Opinion / Megan Gibson
Duty bound
It’s an idea that the Paris-based OECD has been pushing for some time: US treasury secretary Janet Yellen (pictured) announced on Monday that she is working with G20 countries to create a global minimum tax rate for corporations. If implemented, it would mark a seismic shift in global tax policy; Yellen argues that it would counter the “race to the bottom” that has been underway for decades, whereby nations try to attract businesses by offering ever-lower corporate rates within their borders.
Yellen’s announcement is partly motivated by domestic politics. It would give an immediate boost to Joe Biden, whose recently announced $2.25trn (€1.9trn) “build back better” infrastructure plan will need to be properly funded. The president has proposed raising US tax rates, which would place higher burdens on American companies’ foreign profits. A global tax rate would mean that such a move doesn’t put the US at an immediate and significant disadvantage.

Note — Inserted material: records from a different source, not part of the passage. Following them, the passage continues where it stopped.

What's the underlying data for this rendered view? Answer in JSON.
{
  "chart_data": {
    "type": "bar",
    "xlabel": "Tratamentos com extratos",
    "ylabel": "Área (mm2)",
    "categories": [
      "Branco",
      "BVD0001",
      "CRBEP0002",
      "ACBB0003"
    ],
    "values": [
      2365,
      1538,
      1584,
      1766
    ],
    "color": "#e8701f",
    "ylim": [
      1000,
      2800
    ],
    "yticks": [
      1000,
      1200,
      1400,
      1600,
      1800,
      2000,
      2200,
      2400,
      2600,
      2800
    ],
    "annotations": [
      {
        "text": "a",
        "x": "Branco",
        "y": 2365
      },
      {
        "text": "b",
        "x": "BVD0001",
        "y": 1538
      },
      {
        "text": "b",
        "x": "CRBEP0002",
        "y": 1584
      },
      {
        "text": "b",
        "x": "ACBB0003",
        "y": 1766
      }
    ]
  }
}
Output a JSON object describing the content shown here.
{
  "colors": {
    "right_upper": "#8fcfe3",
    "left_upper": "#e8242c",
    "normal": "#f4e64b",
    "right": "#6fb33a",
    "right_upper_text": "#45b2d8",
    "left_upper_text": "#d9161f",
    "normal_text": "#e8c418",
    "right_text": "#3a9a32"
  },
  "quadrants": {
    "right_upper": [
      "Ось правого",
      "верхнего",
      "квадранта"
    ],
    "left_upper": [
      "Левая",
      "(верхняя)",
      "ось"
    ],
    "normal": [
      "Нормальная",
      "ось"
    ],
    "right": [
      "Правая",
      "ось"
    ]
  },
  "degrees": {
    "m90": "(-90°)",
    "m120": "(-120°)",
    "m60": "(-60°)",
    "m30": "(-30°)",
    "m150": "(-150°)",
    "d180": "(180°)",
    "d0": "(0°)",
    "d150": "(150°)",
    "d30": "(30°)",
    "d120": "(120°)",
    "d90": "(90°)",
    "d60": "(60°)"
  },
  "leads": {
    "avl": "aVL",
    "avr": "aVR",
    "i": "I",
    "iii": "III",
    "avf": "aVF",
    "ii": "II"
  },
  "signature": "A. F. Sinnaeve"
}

On the face of it, a global minimum tax rate would be unpalatable to most traditional conservatives. But such a proposal, if adequately achieved and properly upheld (two big caveats), could actually work to address the problems that have spurred populist movements around the world. That includes Donald Trump’s working-class base, which has felt left behind by the economic benefits others have enjoyed via globalisation. And, by disincentivising technology giants and major multinational corporations from shifting their profits abroad, it could also address the grotesque inequalities in corporate taxation that harm small businesses.
It’s not just US conservatives that would need convincing, though: from business-friendly Ireland to post-Brexit Britain, setting a minimum global corporate tax rate is sure to face heavy opposition. But with globalisation under threat from all sides, it’s a worthwhile discussion to have.